Certified B Corporation Badge


A change of heart

21 October, 2022

A lot of things are uncertain at the moment – including, at the time of writing, the UK’s next Prime Minister. But with energy prices sky high, blackout warnings across Europe and a climate emergency on our hands, one thing is pretty sure: we’re going to need to reduce our energy consumption. And there are plenty of simple ways to do that.

Yet despite this seemingly obvious truth, the idea of a public behaviour change campaign on energy reduction has proved surprisingly controversial in recent weeks. A government-led energy saving campaign was reportedly vetoed by Liz Truss on the premise that the UK was not “a nanny state” – before being re-instated days later.

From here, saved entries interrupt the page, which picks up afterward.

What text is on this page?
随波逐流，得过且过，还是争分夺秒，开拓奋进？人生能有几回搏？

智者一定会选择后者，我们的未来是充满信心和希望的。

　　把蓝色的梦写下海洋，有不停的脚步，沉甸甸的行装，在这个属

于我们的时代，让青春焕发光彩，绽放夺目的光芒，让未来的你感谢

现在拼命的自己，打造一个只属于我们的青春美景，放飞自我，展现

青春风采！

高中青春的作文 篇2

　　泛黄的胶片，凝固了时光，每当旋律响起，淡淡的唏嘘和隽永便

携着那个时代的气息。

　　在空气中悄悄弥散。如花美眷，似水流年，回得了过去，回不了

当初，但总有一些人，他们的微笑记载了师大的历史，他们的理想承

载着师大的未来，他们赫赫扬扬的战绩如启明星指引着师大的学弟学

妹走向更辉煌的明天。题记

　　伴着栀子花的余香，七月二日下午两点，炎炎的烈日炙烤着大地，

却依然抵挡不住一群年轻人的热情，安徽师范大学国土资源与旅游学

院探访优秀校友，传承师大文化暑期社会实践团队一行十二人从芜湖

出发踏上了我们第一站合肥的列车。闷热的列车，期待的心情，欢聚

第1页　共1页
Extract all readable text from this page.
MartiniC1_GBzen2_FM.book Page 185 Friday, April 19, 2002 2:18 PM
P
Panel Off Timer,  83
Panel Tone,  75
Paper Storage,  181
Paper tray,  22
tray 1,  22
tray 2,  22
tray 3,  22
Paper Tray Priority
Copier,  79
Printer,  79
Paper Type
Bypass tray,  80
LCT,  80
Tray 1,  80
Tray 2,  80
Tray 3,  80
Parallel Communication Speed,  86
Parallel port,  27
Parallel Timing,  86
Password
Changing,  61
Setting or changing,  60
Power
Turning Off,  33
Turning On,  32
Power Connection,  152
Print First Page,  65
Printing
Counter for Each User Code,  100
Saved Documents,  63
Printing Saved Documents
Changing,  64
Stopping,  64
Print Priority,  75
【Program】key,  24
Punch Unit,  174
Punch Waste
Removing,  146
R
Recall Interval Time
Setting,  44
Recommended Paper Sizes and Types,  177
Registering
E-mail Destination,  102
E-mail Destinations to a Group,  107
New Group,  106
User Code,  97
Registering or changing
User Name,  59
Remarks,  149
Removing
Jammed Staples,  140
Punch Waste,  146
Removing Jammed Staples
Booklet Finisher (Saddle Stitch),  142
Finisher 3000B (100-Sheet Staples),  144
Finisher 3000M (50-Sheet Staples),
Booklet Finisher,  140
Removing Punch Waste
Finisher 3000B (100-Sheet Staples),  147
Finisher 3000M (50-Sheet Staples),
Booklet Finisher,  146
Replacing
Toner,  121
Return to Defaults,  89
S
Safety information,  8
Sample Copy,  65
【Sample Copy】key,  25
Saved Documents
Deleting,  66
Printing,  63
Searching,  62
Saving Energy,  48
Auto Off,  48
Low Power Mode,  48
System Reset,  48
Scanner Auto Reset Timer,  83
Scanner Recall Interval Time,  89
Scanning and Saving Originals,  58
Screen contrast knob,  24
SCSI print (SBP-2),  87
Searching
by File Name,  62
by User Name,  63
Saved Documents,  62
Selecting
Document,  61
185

With so much hanging in the balance, we hope this is one commitment the government does not renegue on. Behaviour change campaigns can be an impactful and cost-effective way of shifting public and corporate consumption without the need for regulation or financial incentives. From organ donation to healthy eating, it is a proven approach for creating positive outcomes. As Claire Foges notes, the potential for simple changes to drive a reduction in energy consumption could save enormous amounts of taxpayers’ money that would otherwise be spent subsidising the excess. And that’s not even mentioning the urgent need we have to drive reduction from a climate change perspective. What’s the point of keeping office foyers lit up overnight and shop entrances sweltering whilst the threat of blackouts grows?  

If those who can take simple steps to reduce their energy consumption, everybody wins: the taxpayer, the individual, and the climate. And as the pandemic showed us, taking action together for a common goal can also help to bring communities closer together. 

Making behaviour change a political football is short-sighted. This is a tough time for everyone. We can’t afford to ignore tools that work in the name of ideology.